Johannes Stahl
Trägerstoff mit Zeichen
Kommunikation
Kommunikation
ist einer jener Begriffe, die verdächtig sind, unserem Zeitalter einmal
als Attribut beigefügt zu werden. Schon im Kindesalter werden Menschen
mit dem Modell „Sender-Kanal-Empfänger“ vertraut gemacht - ein Vorgang,
der fast an religiöse Erziehung denken lässt.
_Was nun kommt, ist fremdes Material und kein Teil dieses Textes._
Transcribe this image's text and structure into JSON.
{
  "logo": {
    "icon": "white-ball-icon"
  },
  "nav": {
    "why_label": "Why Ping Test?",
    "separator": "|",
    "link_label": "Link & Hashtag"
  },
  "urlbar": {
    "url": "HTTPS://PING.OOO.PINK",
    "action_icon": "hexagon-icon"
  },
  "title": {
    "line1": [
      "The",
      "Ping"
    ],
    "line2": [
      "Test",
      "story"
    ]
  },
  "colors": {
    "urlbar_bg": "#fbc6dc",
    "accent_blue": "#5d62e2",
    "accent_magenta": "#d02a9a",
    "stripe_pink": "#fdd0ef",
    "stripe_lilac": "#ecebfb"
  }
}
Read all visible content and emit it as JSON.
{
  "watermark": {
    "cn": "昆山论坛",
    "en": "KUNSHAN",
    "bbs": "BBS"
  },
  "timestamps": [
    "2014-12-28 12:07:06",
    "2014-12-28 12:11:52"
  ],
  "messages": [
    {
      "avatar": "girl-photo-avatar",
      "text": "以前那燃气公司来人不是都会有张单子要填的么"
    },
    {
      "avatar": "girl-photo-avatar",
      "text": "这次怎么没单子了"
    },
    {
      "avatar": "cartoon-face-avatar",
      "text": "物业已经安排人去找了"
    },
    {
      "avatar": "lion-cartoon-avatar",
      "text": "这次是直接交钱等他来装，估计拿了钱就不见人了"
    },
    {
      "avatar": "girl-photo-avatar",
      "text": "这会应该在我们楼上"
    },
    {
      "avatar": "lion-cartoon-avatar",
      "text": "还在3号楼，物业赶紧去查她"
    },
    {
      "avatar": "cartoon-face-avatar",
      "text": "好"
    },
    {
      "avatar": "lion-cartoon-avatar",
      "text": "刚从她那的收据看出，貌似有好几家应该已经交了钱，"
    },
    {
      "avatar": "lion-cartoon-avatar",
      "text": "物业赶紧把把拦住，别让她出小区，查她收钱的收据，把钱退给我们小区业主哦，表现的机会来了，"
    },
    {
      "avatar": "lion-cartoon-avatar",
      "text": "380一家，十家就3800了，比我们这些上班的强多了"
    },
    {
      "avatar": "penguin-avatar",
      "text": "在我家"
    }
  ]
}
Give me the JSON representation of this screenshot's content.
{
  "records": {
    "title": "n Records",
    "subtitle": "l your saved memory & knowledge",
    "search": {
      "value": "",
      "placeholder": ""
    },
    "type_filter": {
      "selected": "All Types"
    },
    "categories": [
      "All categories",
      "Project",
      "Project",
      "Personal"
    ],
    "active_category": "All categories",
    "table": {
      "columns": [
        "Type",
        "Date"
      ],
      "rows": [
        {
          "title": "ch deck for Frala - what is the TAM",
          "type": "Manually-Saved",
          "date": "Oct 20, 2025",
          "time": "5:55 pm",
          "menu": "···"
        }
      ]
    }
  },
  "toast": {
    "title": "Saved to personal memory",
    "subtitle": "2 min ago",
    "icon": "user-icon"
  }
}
Das Wort "Kommunikation"
ist seiner Bedeutung entsprechend dehnbar: Kostenansätze für Projekte
beispielsweise sprechen von Kommunikationskosten und eine
Fachzeitschrift für Werbeprofis nennt sich klar und wahr
„Kommunikation". Letzterer Umstand ist viel sagend: Gerade Werbung ist
oft auf widerspruchslose Überzeugung aus: der Rückweg der
"Kommunikation" ist meist lediglich die Erfolgskontrolle - fal1s die
Werbekampagne sich überhaupt bilanzieren lässt.
Kommunizierbarkeit
Die
Idee, mit jedem und jederzeit Kommunikation zu haben, ist eine
beliebte, aber oft allzu ideal angesetzte Vorstellung.
Mechanisch-physikalische Gedankengebilde stehen Pate, wenn
Kommunikationstheorie entsteht. Das Geste der kommunizierenden Röhren
behauptet eine direkte Wechselwirkung von im Zusammenhang stehenden
Flüssigkeitsmengen: Wenn sich der Pegel der einen Röhre hebt, senkt
sich bei gleicher Flüssigkeitsmenge der der anderen Röhre; ist
insgesamt mehr Flüssigkeit vorhanden, steigen die Pegel auf die gleiche
Höhe an. Naturwissenschaftliche Gesetze sind lehrreich, auf soziale
Belange aber nur selten einfach übertragbar. Kommunikationsvorgänge
sind Aktionen, denen Philosophen mit äußerster Vorsicht, ja Skepsis
begegnen: "Ihr müßt mich nicht durch Widerspruch verwirren. Sobald man
spricht beginnt man schon zu irren." 1
Die Kommunikation im Zeitafter ihrer Technizierbareit
Im
Strudel der selbst entfachten Diskussion paddelnd, greift der
Documenta-Macher Jan Hoet auf eine archaischere Welt der Kommunikation
zurück:"Ich zweifle manchmal daran, ob ich überhaupt noch will, dass
man meine Gedanken liest. Mir scheint es besser zu reden, wichtiger als
das selbstbezogene Umkreisen der Dinge ist der Dialog".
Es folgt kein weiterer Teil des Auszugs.